Slow Children at SERP House on Rugby Road

"I can't believe more people didn't leave"– M.C. Muffin.

 

 So maybe they've played only two shows. So maybe they were both at M.C. Muffin's frat house. So what? Slow Children aren't just the best band in Charlottesville. They're a force of nature– inevitable, unstoppable, profound.

"Kinda weird how we're all clumped together, isn't it?" said fellow Children connoisseur Theo. And so it was: all those in attendance at that tripartite living room of Ozymandian proportions huddled en masse on the stairs, circling the wagons against the wolves of sonic onslaught, battening down the hatches in the futile hope of not getting swept out by the storm.
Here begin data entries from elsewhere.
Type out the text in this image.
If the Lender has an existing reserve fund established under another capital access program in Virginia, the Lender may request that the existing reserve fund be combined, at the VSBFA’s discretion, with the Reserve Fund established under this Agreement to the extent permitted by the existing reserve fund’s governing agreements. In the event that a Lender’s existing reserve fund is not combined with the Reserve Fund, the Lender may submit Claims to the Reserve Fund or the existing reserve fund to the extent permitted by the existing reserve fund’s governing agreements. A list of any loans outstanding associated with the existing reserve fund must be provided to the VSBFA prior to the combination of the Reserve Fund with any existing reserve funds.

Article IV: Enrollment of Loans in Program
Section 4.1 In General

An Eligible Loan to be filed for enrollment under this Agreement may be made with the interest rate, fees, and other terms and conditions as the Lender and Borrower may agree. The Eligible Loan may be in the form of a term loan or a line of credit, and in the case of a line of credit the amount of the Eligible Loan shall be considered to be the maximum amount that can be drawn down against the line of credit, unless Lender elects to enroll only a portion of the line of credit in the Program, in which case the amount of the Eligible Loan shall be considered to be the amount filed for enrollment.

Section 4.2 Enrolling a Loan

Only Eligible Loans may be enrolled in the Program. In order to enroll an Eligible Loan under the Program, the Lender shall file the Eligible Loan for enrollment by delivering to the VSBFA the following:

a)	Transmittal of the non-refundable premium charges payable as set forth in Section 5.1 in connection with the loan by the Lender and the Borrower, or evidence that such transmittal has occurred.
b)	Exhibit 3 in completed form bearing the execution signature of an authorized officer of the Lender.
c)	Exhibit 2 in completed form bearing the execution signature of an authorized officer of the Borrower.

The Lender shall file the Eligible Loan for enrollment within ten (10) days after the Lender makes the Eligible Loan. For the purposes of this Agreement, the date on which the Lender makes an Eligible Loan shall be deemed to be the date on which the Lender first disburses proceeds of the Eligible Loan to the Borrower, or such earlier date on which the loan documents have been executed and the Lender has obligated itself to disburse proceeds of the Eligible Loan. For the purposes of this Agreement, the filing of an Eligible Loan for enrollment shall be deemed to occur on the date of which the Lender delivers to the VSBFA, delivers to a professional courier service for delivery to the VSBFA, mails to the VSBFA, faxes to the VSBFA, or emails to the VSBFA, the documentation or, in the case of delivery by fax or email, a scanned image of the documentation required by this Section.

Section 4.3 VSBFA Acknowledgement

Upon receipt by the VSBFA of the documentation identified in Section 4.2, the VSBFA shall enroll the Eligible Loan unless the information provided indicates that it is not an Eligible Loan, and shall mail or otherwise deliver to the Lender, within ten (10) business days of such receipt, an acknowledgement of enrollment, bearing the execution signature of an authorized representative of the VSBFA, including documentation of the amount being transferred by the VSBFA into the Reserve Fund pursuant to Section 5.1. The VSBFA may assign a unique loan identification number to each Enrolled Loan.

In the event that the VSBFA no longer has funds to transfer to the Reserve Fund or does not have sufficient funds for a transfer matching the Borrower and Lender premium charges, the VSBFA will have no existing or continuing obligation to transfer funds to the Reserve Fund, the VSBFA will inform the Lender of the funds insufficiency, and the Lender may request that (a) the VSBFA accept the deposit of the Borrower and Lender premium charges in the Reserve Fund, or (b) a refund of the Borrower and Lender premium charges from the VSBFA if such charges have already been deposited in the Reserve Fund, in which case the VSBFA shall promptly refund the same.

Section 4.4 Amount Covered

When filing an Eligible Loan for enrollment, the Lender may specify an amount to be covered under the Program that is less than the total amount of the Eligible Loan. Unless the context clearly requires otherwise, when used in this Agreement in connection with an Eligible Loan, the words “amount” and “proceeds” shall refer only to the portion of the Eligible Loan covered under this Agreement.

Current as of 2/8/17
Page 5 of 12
In a town where even the bravest of the brave new bands are but an exercise in derivative sport, Slow Children are a welcome respite from the tyranny of folkjamgrasspseudoindieshitrock. The brainchild of M.C. Muffin and Sysop, who've been sighted as the non-singing, non-six-string-masturbatory half of the Belding Principle, they began as a recording project. Now they've gradually evolved into one of the most engaging and nuanced live shows I've had the pleasure of witnessing.

Eminently beatful but too complex to be danceable not that their fans are so much the dancing type Slow Children's multi-instrumental talents played prominently in their performance last Friday. Considering there are only two people on stage, they covered a lot of territory guitar, bass, live drums, sampled drums, trombone, keyboards, and a parade of gadgets that I never quite figured out.

Things get zesty when guests are invited to join in a little spoken word poetry here, a little jam-along there. They were joined by a vocalist at their first show, and while I missed her contribution to the texture this time around, it's clear that they don't need it.

I could enumerate the endless list of influence on their beat-kicking ethos, but most homage goes out to a beautiful little computer program called Reason, which supplies the canned half of their rhythmic undercurrents. Their instrumental choices, which involve as much crap (kids' toys, cell phones, you get the point) as legitimate instruments, might take a cue from Self's found-sound tomfoolery, and once you throw in the laptop-launched lunacy of Cex, you've got yourself a band... a band that throws their own milk-and-cookies intermission party and that lifts samples from Amadeus.

And if they're ever generous enough to invite the general public to one of their singular shindigs, you'd best be there.